La France s’apprête à officialiser les dispositifs de surveillance administrative et judiciaire dans les stations de bases (antenne relais) utilisés aujourd’hui en matière de téléphonie mobile 3G et 4G. Un texte, diffusé ci-dessous, a été notifié à Bruxelles en ce sens.
Chevaux de Troie, sondes, boites noires, etc. C’est peu de le dire : la loi du 24 juillet 2015 sur le renseignement a démultiplié les outils de surveillance dont disposent aujourd’hui les services. Seulement, ces mêmes outils ne peuvent évidemment pas être achetés dans le supermarché du coin. Leur commerce est en effet strictement réglementé dans le Code pénal.
Comment ? L'article 226-3 interdit par défaut la diffusion des appareils et logiciels qui, par conception, permettent d’ouvrir, supprimer, retarder, détourner, prendre connaissance, intercepter, utiliser, divulguer une correspondance privée. Mais cette interdiction connaît évidemment une exception, sans laquelle les services du renseignement seraient désarmés. Ceux-ci peuvent donc utiliser tous les dispositifs visés par cet article L.226-3 pour autant qu’ils soient répertoriés, contrôlés, analysés via une liste gérée par l'Agence nationale de la sécurité des systèmes d'information. C’est l’objet d’un arrêté publié le 4 juillet 2012.
Des IMSI catcher, mais pas seulement
Depuis la loi sur le Renseignement, donc, les services se servent de ces oreilles et yeux électroniques pour recueillir directement les données techniques de connexion afin d’identifier un équipement terminal, un numéro d’abonnement ou géolocaliser un mobile (article L.851-6 du Code de la sécurité intérieure ). Autre possibilité : réaliser des interceptions de correspondance. L’outil phare pour réaliser ces mesures intrusives est évidemment l’IMSI catcher, cette fausse antenne relais qui fait écran entre des mobiles et une vraie antenne, histoire d'épier les échanges réalisés dans son spectre.

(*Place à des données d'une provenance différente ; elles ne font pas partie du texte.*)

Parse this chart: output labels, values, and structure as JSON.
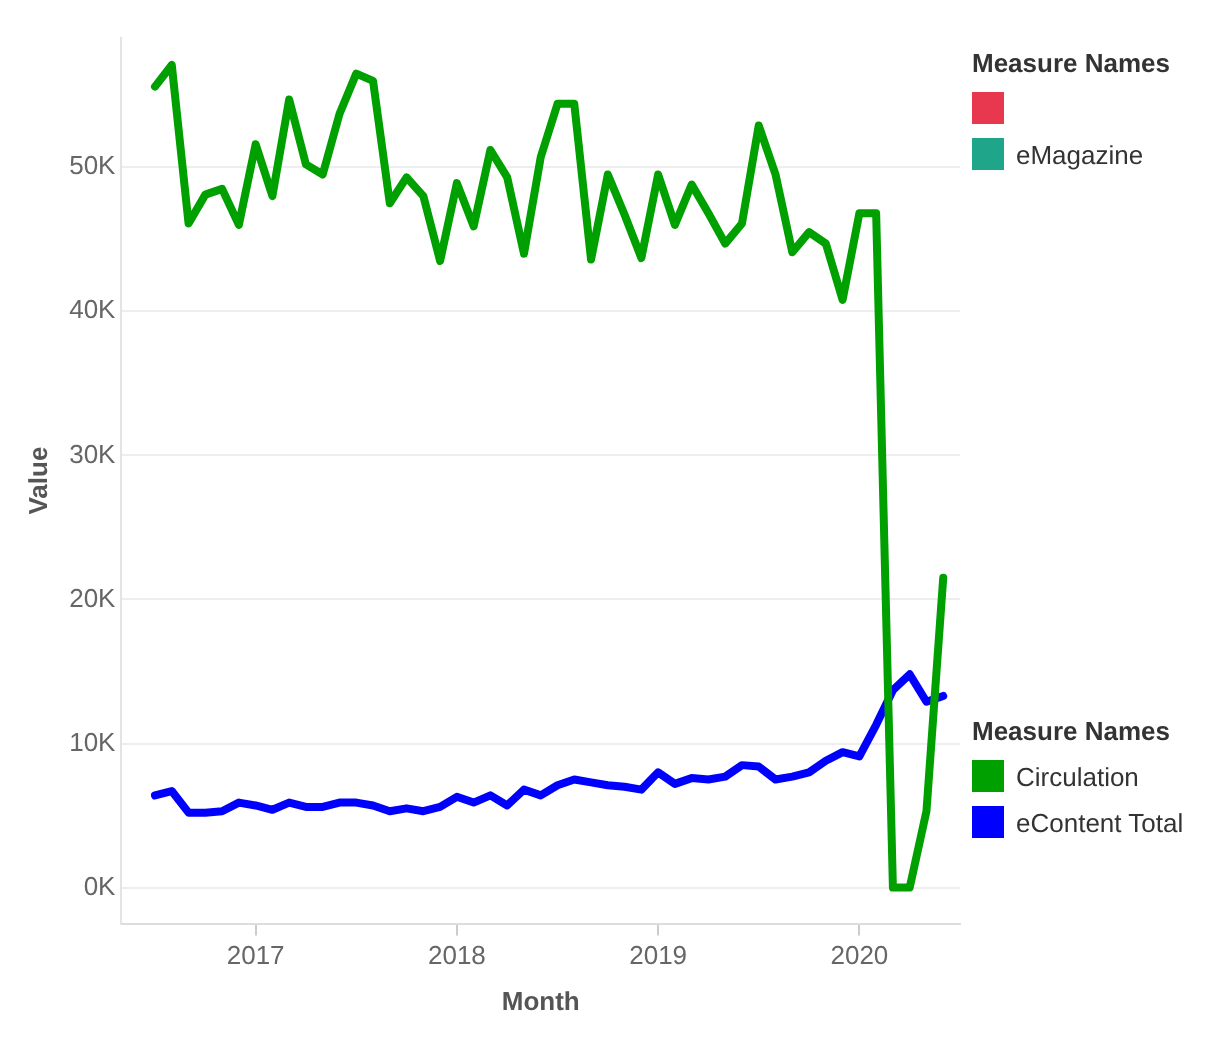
{
  "chart_data": {
    "type": "line",
    "xlabel": "Month",
    "ylabel": "Value",
    "legend_title": "Measure Names",
    "legend": "right",
    "x": [
      "2016-07",
      "2016-08",
      "2016-09",
      "2016-10",
      "2016-11",
      "2016-12",
      "2017-01",
      "2017-02",
      "2017-03",
      "2017-04",
      "2017-05",
      "2017-06",
      "2017-07",
      "2017-08",
      "2017-09",
      "2017-10",
      "2017-11",
      "2017-12",
      "2018-01",
      "2018-02",
      "2018-03",
      "2018-04",
      "2018-05",
      "2018-06",
      "2018-07",
      "2018-08",
      "2018-09",
      "2018-10",
      "2018-11",
      "2018-12",
      "2019-01",
      "2019-02",
      "2019-03",
      "2019-04",
      "2019-05",
      "2019-06",
      "2019-07",
      "2019-08",
      "2019-09",
      "2019-10",
      "2019-11",
      "2019-12",
      "2020-01",
      "2020-02",
      "2020-03",
      "2020-04",
      "2020-05",
      "2020-06"
    ],
    "series": [
      {
        "color": "#e8384f",
        "values": [
          null,
          null,
          null,
          null,
          null,
          null,
          null,
          null,
          null,
          null,
          null,
          null,
          null,
          null,
          null,
          null,
          null,
          null,
          null,
          null,
          null,
          null,
          null,
          null,
          null,
          null,
          null,
          null,
          null,
          null,
          null,
          null,
          null,
          null,
          null,
          null,
          null,
          null,
          null,
          null,
          null,
          null,
          null,
          null,
          null,
          null,
          null,
          null
        ]
      },
      {
        "name": "eMagazine",
        "color": "#1fa58a",
        "values": [
          null,
          null,
          null,
          null,
          null,
          null,
          null,
          null,
          null,
          null,
          null,
          null,
          null,
          null,
          null,
          null,
          null,
          null,
          null,
          null,
          null,
          null,
          null,
          null,
          null,
          null,
          null,
          null,
          null,
          null,
          null,
          null,
          null,
          null,
          null,
          null,
          null,
          null,
          null,
          null,
          null,
          null,
          null,
          null,
          null,
          null,
          null,
          null
        ]
      },
      {
        "name": "Circulation",
        "color": "#00a000",
        "values": [
          55600,
          57100,
          46100,
          48100,
          48500,
          46000,
          51600,
          48000,
          54700,
          50200,
          49500,
          53700,
          56500,
          56000,
          47500,
          49300,
          48000,
          43500,
          48900,
          45900,
          51200,
          49300,
          44000,
          50700,
          54400,
          54400,
          43600,
          49500,
          46700,
          43700,
          49500,
          46000,
          48800,
          46800,
          44700,
          46100,
          52900,
          49500,
          44100,
          45500,
          44700,
          40800,
          46800,
          46800,
          0,
          0,
          5300,
          21500
        ]
      },
      {
        "name": "eContent Total",
        "color": "#0000ff",
        "values": [
          6400,
          6700,
          5200,
          5200,
          5300,
          5900,
          5700,
          5400,
          5900,
          5600,
          5600,
          5900,
          5900,
          5700,
          5300,
          5500,
          5300,
          5600,
          6300,
          5900,
          6400,
          5700,
          6800,
          6400,
          7100,
          7500,
          7300,
          7100,
          7000,
          6800,
          8000,
          7200,
          7600,
          7500,
          7700,
          8500,
          8400,
          7500,
          7700,
          8000,
          8800,
          9400,
          9100,
          11300,
          13700,
          14800,
          12900,
          13300
        ]
      }
    ],
    "xlim": [
      "2016-05",
      "2020-07"
    ],
    "xticks": [
      "2017",
      "2018",
      "2019",
      "2020"
    ],
    "ylim": [
      -2500,
      59000
    ],
    "yticks": [
      {
        "value": 0,
        "label": "0K"
      },
      {
        "value": 10000,
        "label": "10K"
      },
      {
        "value": 20000,
        "label": "20K"
      },
      {
        "value": 30000,
        "label": "30K"
      },
      {
        "value": 40000,
        "label": "40K"
      },
      {
        "value": 50000,
        "label": "50K"
      }
    ],
    "grid": "y",
    "marker": "none",
    "line_style": "solid"
  }
}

Pour tenir compte des évolutions techniques, la France veut cependant aller plus loin. Le 26 février, elle a alerté Bruxelles d’un projet de texte qui va venir étendre ces dispositions aux antennes relais des opérateurs mobiles. Spécialement, « les produits concernés sont certains appareils d’accès aux réseaux de radiocommunications mobiles de 3e et 4e génération mis en œuvre par les opérateurs de communications électroniques » indique Paris dans sa notification. « Il s’agit de stations de base (eNodeB – Evolved Node B), appelées aussi « antenne relais », dont les versions récentes ou à venir sont susceptibles d’intégrer des fonctionnalités de duplication des communications à des fins d’interception légale. »
L'ANSSI, davantage mobilisée
Ces nouveaux appareils implantés dans les antennes relais pourront être configurés et activés à distance pour dupliquer les correspondances des clients. Leur commercialisation sera donc soumise à autorisation et encadrement. Mais cet agrément signifie surtout qu’à l’avenir, les services pourront s’en servir pour épier les échanges sur une zone déterminée afin de glaner les données de connexion ou réaliser des interceptions.
« C'était dans les tuyaux depuis quelque temps dans la mesure où en 3G (dans sa version ultime) et surtout 4G et demain 5G, les stations de base sont devenues de vrais équipements réseaux avec des fonctions intelligentes » nous indique un proche du dossier. « Au départ, les stations n'avaient qu'une fonction radio avec une intelligence résiduelle dans le cœur de réseau. »
Fait notable, l’arrêté notifié ne se limite pas seulement aux antennes, mais concerne également les DSLAM, bref tout ce qui peut ou pourra servir à faire de l'interception. Surtout, il revoit l’économie du régime d’autorisation. Seront soumis à l’agrément de l’ANSSI non plus les appareils « conçus pour réaliser » des atteintes à la vie privée ou au secret des correspondances, mais désormais tous ceux « de nature à permettre » de telles atteintes. Une nuance de taille qui entraîne un vaste élargissement du rôle de ce service rattaché au Premier ministre.
Soulignons enfin que ces outils ne sont pas centralisés sur les pouvoirs du renseignement. Ils peuvent également servir aux interceptions judiciaires. C'est d'ailleurs l'un des objets du projet de loi sur la procédure pénale qui sera discutée demain à l'Assemblée nationale.